I spent the first night in my new place on Saturday night. I would like to be able to say that I'm a real adult and am comfortable being alone, but it's not true. No, I'm a big chicken. I made Hello Baby stay the night with me. It's an old house, very creaky, and the wind was blowing. All of my powers of rationalization were not enough to keep me from yelping every time one of the pipes popped or the floor squeaked. I had confined myself mainly to the bedroom and continued unpacking until a bag tipped over in one of the front rooms. I honestly screamed and dove under my covers, which is where I stayed-- shivering all the while-- until Hello Baby rescued me from myself. She's pretty great like that.

Since then, I've been fine. Unpacking is a gradual process, but it's moving along. I discovered that I have cable which I'm not paying for, and this is indeed a blessing. 90 channels of indulgence? Yes please. It's a fine distraction. I still need to figure out how to acquire the internet in the apartment, but I'm planning on making brownies later and trotting them down to the two boys who live in the downstairs apartment. They're both Fisheries and Wildlife Science majors, and I'm wondering if they'd be willing to run a line up to my place if I chipped in $10 a month? We'll see.

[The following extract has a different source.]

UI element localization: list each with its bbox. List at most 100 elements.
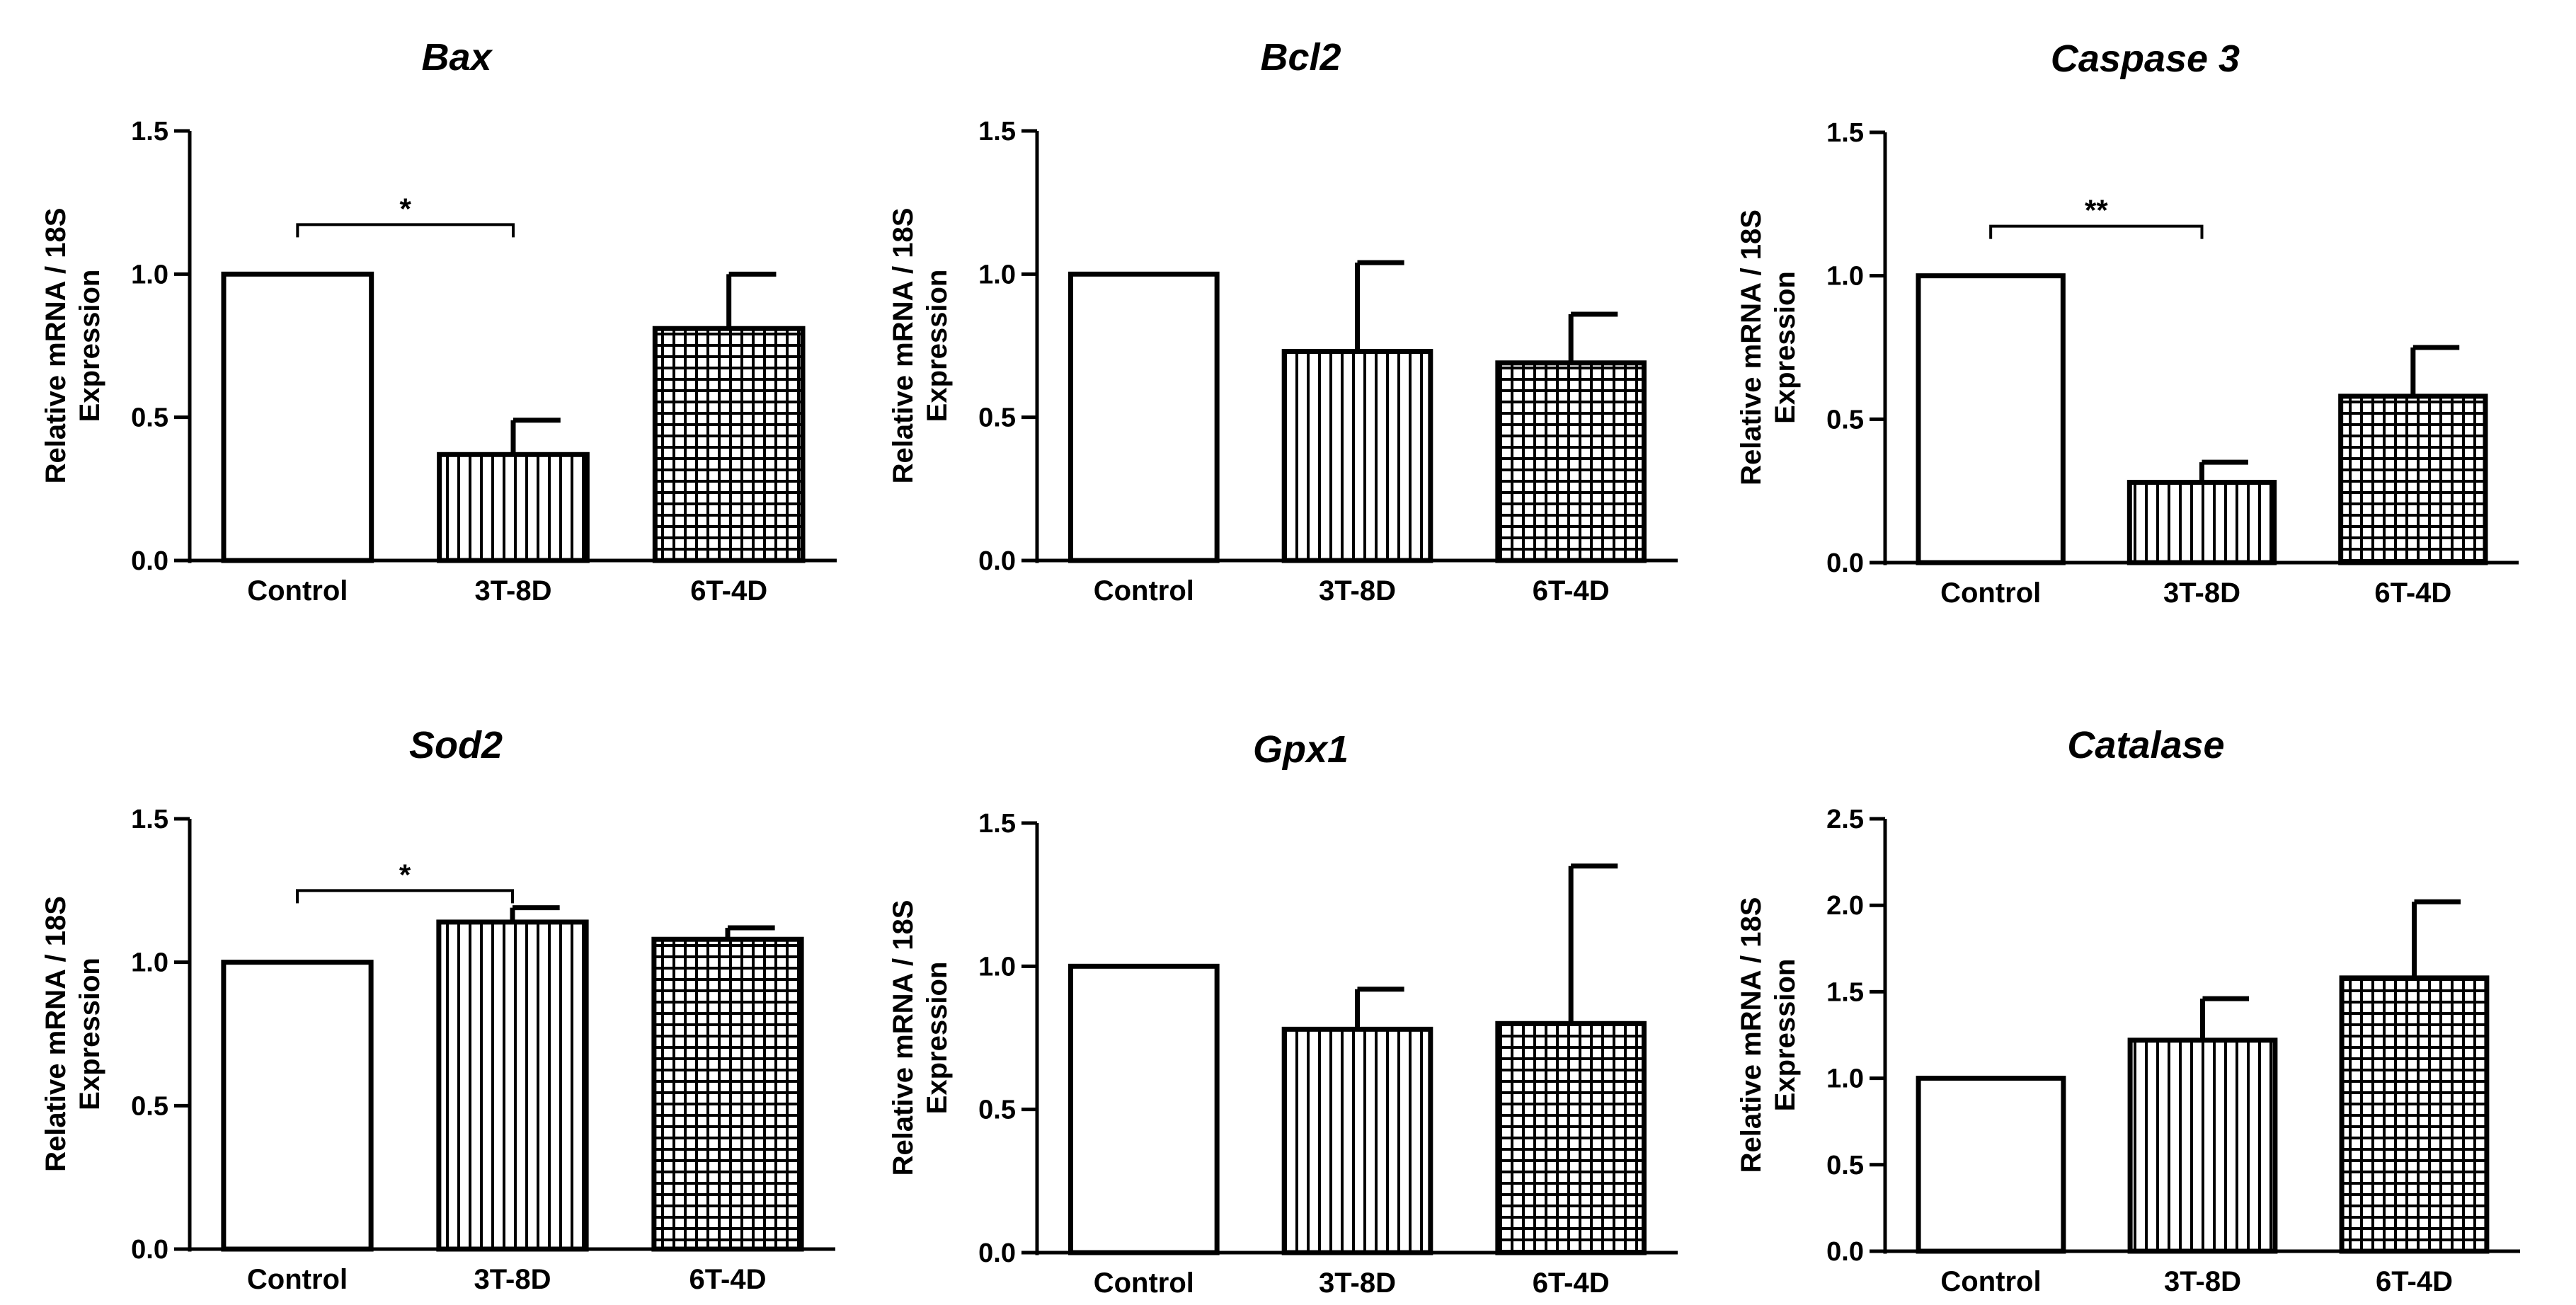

I've come to the conclusion, after laying on my couch and listening to no fewer than three faucets drip in almost-unison, that I miss living with someone. Almost anyone, really. I don't particularly need a boyfriend at this stage of the game, but having someone around to fix things like the faucets or find the replacement lightbulb or eat the rest of the gulosh I made today would be nice. Just someone else, someone's thoughts other than my own. A good guy to share a roof with-- wouldn't that be nice? I'd split the grocery bill and he'd hand me my water glass when I'm all cozied in to my chair and I've left it on the coffee table.

I need another beating heart in my abode.